Marcilinho, filho mais velho do bicheiro Marcilão, abriu o sorriso, no qual reluzia um dente de ouro de dezoito quilates e cumprimentou ironicamente os policiais:
— Olá! Podem sair do carro, palhaços!
Sua pistola cromada brilhava com os raios do sol daquela tarde abafada. Jesus o fitou demoradamente. Pensava no que fazer naquele momento. Jorge olhou para seu amigo e, elétrico, perguntou:
— E agora, meu camarada, vamo pra cima deles? Tô pronto!
Enquanto decidiam a estratégia, o cantar de pneus vindo da esquina anunciava a chegada de Luzia e Lourenço. Ao vê-los despontar, Chico finalmente saiu de sua posição e chamou a atenção dos filhos do bicheiro:
— Marcilinho e João Cruzado, a brincadeira é de gente grande! Vocês estão cercados!
João Cruzado, o mais estourado dos filhos, não se fez de rogado, puxando sua arma:
— E daí?
Lourenço saiu do carro, juntamente com Luzia e rapidamente mostrou os dois capangas algemados:
— E daí que não é boa ideia um tiroteio à luz do dia. Ou é?
Jesus saiu do carro com sua arma na mão, enquanto Jorge fez o mesmo movimento, usando MZ de escudo. Naquele momento, a porta do Hotel Premier parecia um tabuleiro de War, com todos querendo atacar, mas precisando se defender. A visão periférica era posta à prova naquele momento. O silêncio de chumbo era pior do que qualquer bravata.
Luzia, então, quebrou o ar pesado:
— Marcilinho! João Cruzado! Baixem as armas e mandem os seguranças fazerem o mesmo, antes que isso vire uma chacina. Seu irmão e a companheira dele serão levados, foram presos em flagrante.
Marcilinho rebateu:
— Que porra de flagrante foi esse? Dentro do motel?! Não se pode nem se divertir em paz?!
Jesus rebateu:
— Amigo, seu irmão tinha cocaína suficiente pra abrir uma filial do Cartel de Medellin. Haja nariz.
João Cruzado o interpelou:
— Vai se fuder, meganha.
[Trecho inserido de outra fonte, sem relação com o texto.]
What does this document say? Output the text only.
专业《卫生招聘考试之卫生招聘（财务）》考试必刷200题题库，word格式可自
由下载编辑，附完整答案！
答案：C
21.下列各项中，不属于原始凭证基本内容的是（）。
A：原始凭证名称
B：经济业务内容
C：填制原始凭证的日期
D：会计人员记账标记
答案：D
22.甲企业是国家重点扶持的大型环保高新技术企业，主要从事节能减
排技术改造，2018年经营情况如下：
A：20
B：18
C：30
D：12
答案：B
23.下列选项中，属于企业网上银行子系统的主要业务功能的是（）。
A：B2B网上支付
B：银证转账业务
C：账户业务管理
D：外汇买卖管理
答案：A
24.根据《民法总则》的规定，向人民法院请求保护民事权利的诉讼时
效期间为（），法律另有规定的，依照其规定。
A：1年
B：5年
Eu não sou teu amigo.
— Ô, palhaço, eu não falei contigo. Cala a porra da tua boca.
— Eu vou dar um tiro na tua cara!
Neste momento, Jorge destravou a arma e a colocou na têmpora de Mela Zorba:
— Escuta aqui, João Cruzado, eu já tô de saco cheio dessa discussão sem pé nem cabeça. A gente vai levar seu irmão pra delegacia agora, junto com Morena, senão eu vou estourar a cabeça dele e, antes que vocês atirem, a gente criva todo mundo de balas em legítima defesa. Vocês entenderam?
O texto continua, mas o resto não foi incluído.